Sürekli yeni bir şey oluyor dünyada.
Avrupa'da, Asya'da, Afrika'da, Ortadoğu'da, Uzakdoğu'da...
Sürekli bir felaket...
Salgın hastalıklar…
Domuz gribi…
Kuş gribi…
Çin virüsü…
Sağlık Bakanı'nın, bizde virüs vakası yok, bizdekiler bildiğin grip diye yemin billah etmesi…
Arkasından, Coronavirüs vakası görüldü diye toplumu galeyana getirenler hakkında soruşturma açılacağı haberleri…
Televizyonlarda, Çin'de virüsten ölenlerin sayısının bini aştığı haberleri üzerine başlayan garip tartışmalar…
'Domuz gribinden ölenlerin sayısı mı fazla Coronavirüsten ölenlerin sayısı mı? Coronavirüsten ölenlerin sayısı henüz daha domuz gribinden ölenlerin yarısı kadar bile olmadı. Paniğe lüzum yok o zaman. Sokaklarda maskeyle gezenler provokatör…'
Falan…
Falan…
Falan!
Sonra depremler!…
Gerekli tedbirlerin zamanında alınıp alınmadığı tartışmaları…
Yardım kampanyaları…
'Nereye gitti bizim yardımlar?'
'Deprem vergileri nereye harcandı?'
'Provokatörler!'
'Depremin önüne geçmek mümkün mü? Değil! E o zaman?'
'Vatan hainleri!'
'Dış güçlerin işi bütün bunlar!'
'Çin virüsünü çıkaran da dış güçler, depremleri tetikleyen de!'
'Doları yükselten de bunlar!'
'Ekonomimize saldırıyorlar!'
'Dünya bizi kıskanıyor!'
'Müjde! Vatandaşın cebi rahatlayacak. Ekonomimiz yükselişe geçti!'
Depremler!…
Yıkılan binalar…
Ve sonra her şeyin unutulması…
Ülkelerin savaşın eşiğine gelip gitmesi.
Tehditler…
Ölenler…
Öldürülenler…
Şehitler…
Sayıların tutulması…
'Bizden beş, onlardan…'
'Şehitlerimizin kanı yerde bırakmadı!'
'Misliyle karşılık verildi!…'
Ve bir yandan da çevremizde, kendi dar dünyamızda yaşananlar; katlanması, dayanılması zor şeyler!
***
İnsanın canı sıkılıyor böyle zamanlarda; yazı yazmak falan gelmiyor içinden.

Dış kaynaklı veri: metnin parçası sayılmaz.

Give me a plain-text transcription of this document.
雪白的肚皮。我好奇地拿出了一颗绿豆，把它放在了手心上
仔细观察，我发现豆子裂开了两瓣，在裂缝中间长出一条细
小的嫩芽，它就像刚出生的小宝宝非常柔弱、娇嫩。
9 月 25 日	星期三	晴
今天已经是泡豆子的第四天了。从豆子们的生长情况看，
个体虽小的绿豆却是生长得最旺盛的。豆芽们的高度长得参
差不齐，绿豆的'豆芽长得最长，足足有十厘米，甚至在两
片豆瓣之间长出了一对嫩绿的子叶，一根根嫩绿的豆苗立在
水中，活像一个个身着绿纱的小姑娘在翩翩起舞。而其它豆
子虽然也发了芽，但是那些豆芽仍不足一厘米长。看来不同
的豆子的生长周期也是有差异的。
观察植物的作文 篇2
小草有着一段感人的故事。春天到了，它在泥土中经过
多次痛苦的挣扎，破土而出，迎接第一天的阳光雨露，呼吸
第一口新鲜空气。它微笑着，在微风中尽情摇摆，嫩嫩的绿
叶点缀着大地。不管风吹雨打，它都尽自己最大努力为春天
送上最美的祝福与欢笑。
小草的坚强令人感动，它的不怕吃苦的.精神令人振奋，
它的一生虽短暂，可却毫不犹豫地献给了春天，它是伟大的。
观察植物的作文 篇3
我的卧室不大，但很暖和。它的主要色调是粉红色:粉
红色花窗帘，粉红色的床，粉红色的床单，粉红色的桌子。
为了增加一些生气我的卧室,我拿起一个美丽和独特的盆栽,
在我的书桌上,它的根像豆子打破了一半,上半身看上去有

İyi yazılmış bir hikaye okumak…
Bir roman okumak…
Belki güzel bir film izlemek…
Senaryosu iyi kurgulanmış, oyuncuları iyi oynamış bir film.
Alıp başını gitmek ya da…
Hayal dünyasında, uzaklarda farklı bir yaşam...
Farklı bir dünya…
Yahut…
Bağırmak!
Dağlara doğru.Karlı dağlara doğru bağırmak…
Çığlık atmak.
'Neden böyle? Neden her şey böyle,' diye sormak kendine.
Kanatlanıp uçmak belki…
Sonsuzluğa doğru kanat çırparak uçmak.
Tolstoy geliyor aklıma.
Seksen iki yaşında her şeyi geride bırakıp uzak, bilinmedik, yeni bir dünya aramaya çıkan Tolstoy.
Zavallı yaşlı adam; tren istasyonuna kadar kaçabilmişti, artık katlanamadığı bu dünyadan.